Imtiaz Habib’s book, I believe, calls for further conversations between pre-modern race studies and Black history and postcolonial theory and history, two scholarly endeavors that inexplicably seem to have staked their own territories, constituencies, and agendas in the Anglo-American academy. While the “Many-Headed monster” symposium has brought the imperial metropole and colony within the same archival frame, it needs to include the considerations of early modern globality as well as voices from today’s Global South within a postcolonial context.
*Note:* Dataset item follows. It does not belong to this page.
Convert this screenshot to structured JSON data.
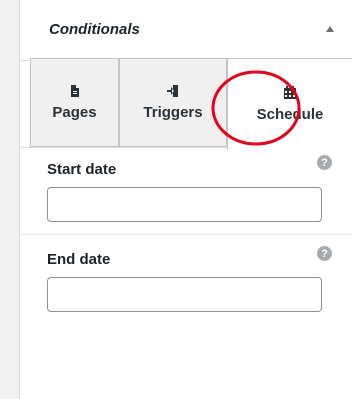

This effort, I believe, would produce an “Affective Community,” as defined by Leela Gandhi, based on solidarities across transnational, cross-racial, and cross-religious boundaries.[9] Emerging from Derrida’s theory of friendship, Gandhi offers a new model of the political in which friendship across difference is a crucial resource for anti-imperial, anti-racist transnational collaborations. Africans and East Indians must have encountered each other in England. Imtiaz Habib’s book certainly brings them together via a common history. We should try to do the same.
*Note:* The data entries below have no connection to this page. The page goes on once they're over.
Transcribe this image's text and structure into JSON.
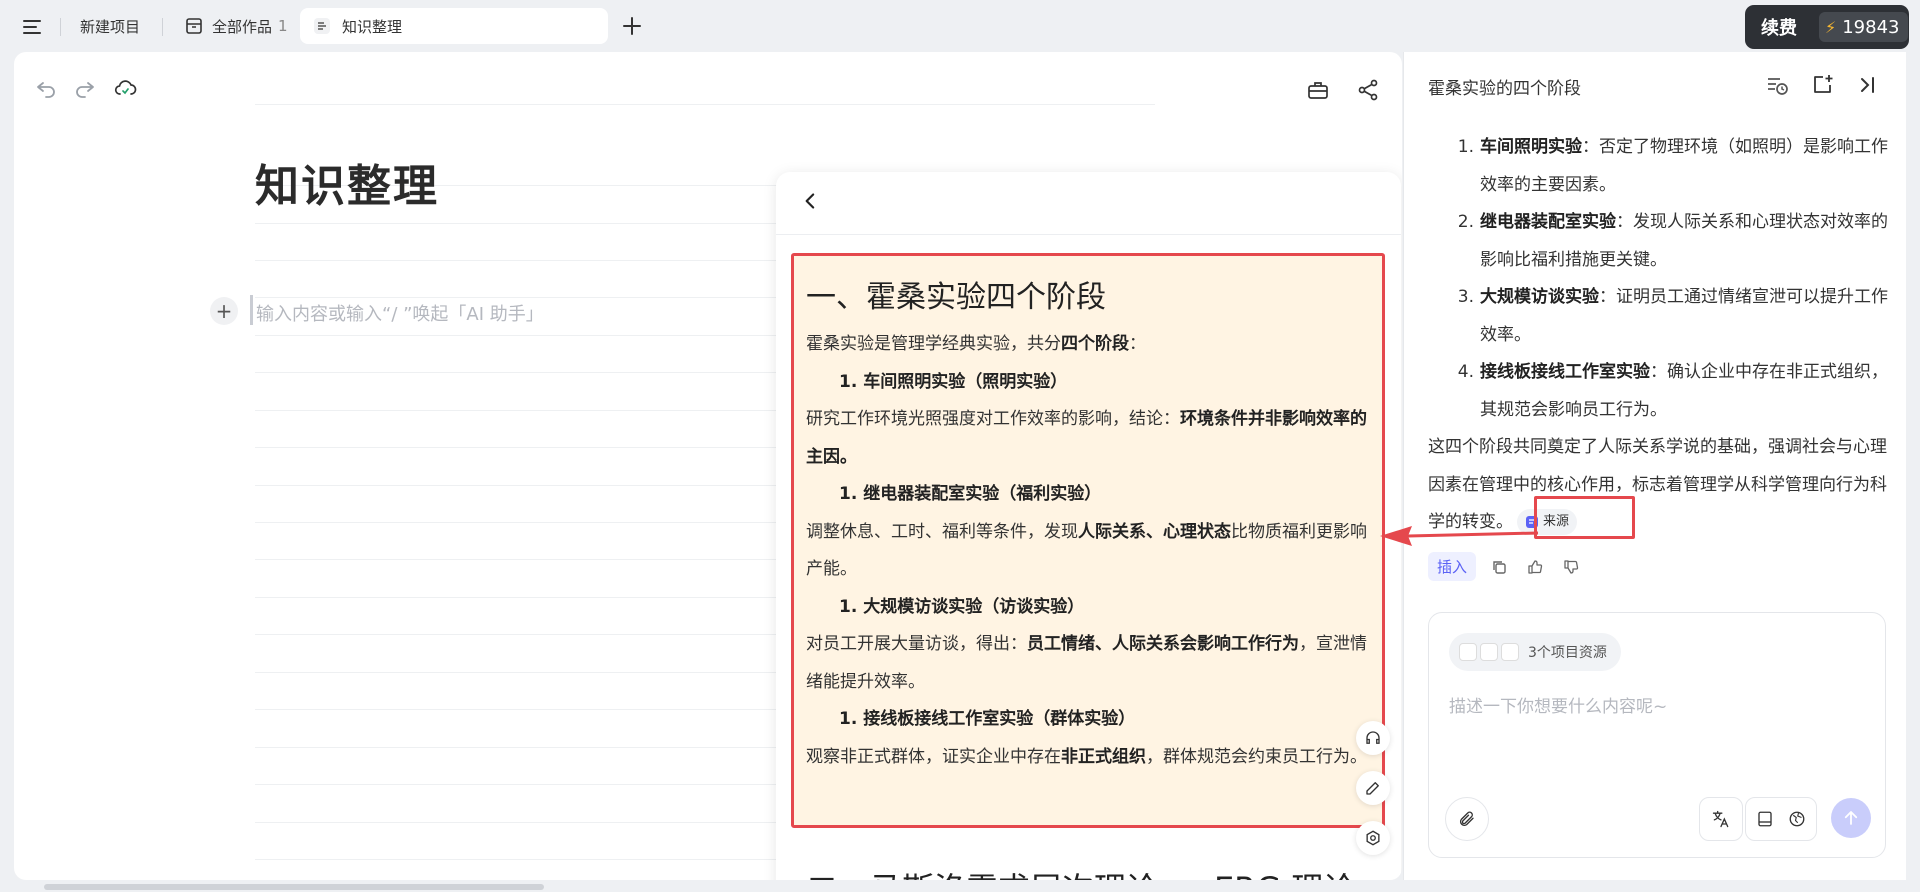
{
  "tabs": {
    "new_project": "新建项目",
    "works_label": "全部作品",
    "works_count": "1",
    "active": "知识整理"
  },
  "account": {
    "renew_label": "续费",
    "credits": "19843"
  },
  "editor": {
    "title": "知识整理",
    "placeholder": "输入内容或输入“/ ”唤起「AI 助手」"
  },
  "card": {
    "h1": "一、霍桑实验四个阶段",
    "intro_pre": "霍桑实验是管理学经典实验，共分",
    "intro_bold": "四个阶段",
    "intro_post": "：",
    "stages": [
      {
        "heading": "1. 车间照明实验（照明实验）",
        "pre": "研究工作环境光照强度对工作效率的影响，结论：",
        "bold": "环境条件并非影响效率的主因。",
        "post": ""
      },
      {
        "heading": "1. 继电器装配室实验（福利实验）",
        "pre": "调整休息、工时、福利等条件，发现",
        "bold": "人际关系、心理状态",
        "post": "比物质福利更影响产能。"
      },
      {
        "heading": "1. 大规模访谈实验（访谈实验）",
        "pre": "对员工开展大量访谈，得出：",
        "bold": "员工情绪、人际关系会影响工作行为",
        "post": "，宣泄情绪能提升效率。"
      },
      {
        "heading": "1. 接线板接线工作室实验（群体实验）",
        "pre": "观察非正式群体，证实企业中存在",
        "bold": "非正式组织",
        "post": "，群体规范会约束员工行为。"
      }
    ],
    "h2": "二、马斯洛需求层次理论 vs ERG 理论"
  },
  "ai": {
    "title": "霍桑实验的四个阶段",
    "items": [
      {
        "num": "1.",
        "bold": "车间照明实验",
        "text": "：否定了物理环境（如照明）是影响工作效率的主要因素。"
      },
      {
        "num": "2.",
        "bold": "继电器装配室实验",
        "text": "：发现人际关系和心理状态对效率的影响比福利措施更关键。"
      },
      {
        "num": "3.",
        "bold": "大规模访谈实验",
        "text": "：证明员工通过情绪宣泄可以提升工作效率。"
      },
      {
        "num": "4.",
        "bold": "接线板接线工作室实验",
        "text": "：确认企业中存在非正式组织，其规范会影响员工行为。"
      }
    ],
    "summary": "这四个阶段共同奠定了人际关系学说的基础，强调社会与心理因素在管理中的核心作用，标志着管理学从科学管理向行为科学的转变。",
    "source_label": "来源",
    "insert_label": "插入",
    "resources_label": "3个项目资源",
    "input_placeholder": "描述一下你想要什么内容呢~"
  },
  "colors": {
    "accent": "#5b62f5",
    "highlight_bg": "#fff4e3",
    "annotation": "#e5484d"
  }
}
Click here to see all the posts in this series.
[1] Jyotsna Singh, Shakespeare and Postcolonial Theory (London: Arden, 2019), 68.
[2] Singh, Shakespeare, 68.
[3] Miranda Kaufmann, quoted in Singh, Shakespeare, 68.
[4] Imtiaz Habib, Black Lives in the English Archives, 1500-1677: Imprints of the Invisible (London: Routledge, [2008] 2020), 13-14.
[5] Ann Laura Stoler. “Colonial Archives and the Acts of Governance.” Archival Science, 2, 2002: 96.
[6] Habib, Black Lives, 14.
[7] Habib, Black Lives, 11.
[8] Habib, Black Lives, 10-11, 239.
[9] Leela Gandhi, Affective Communities: Anticolonial Thought, Fin-de-Siecle Radicalism, and the Politics of Friendship, (Durham, NC: Duke University Press, 2006), 1-15.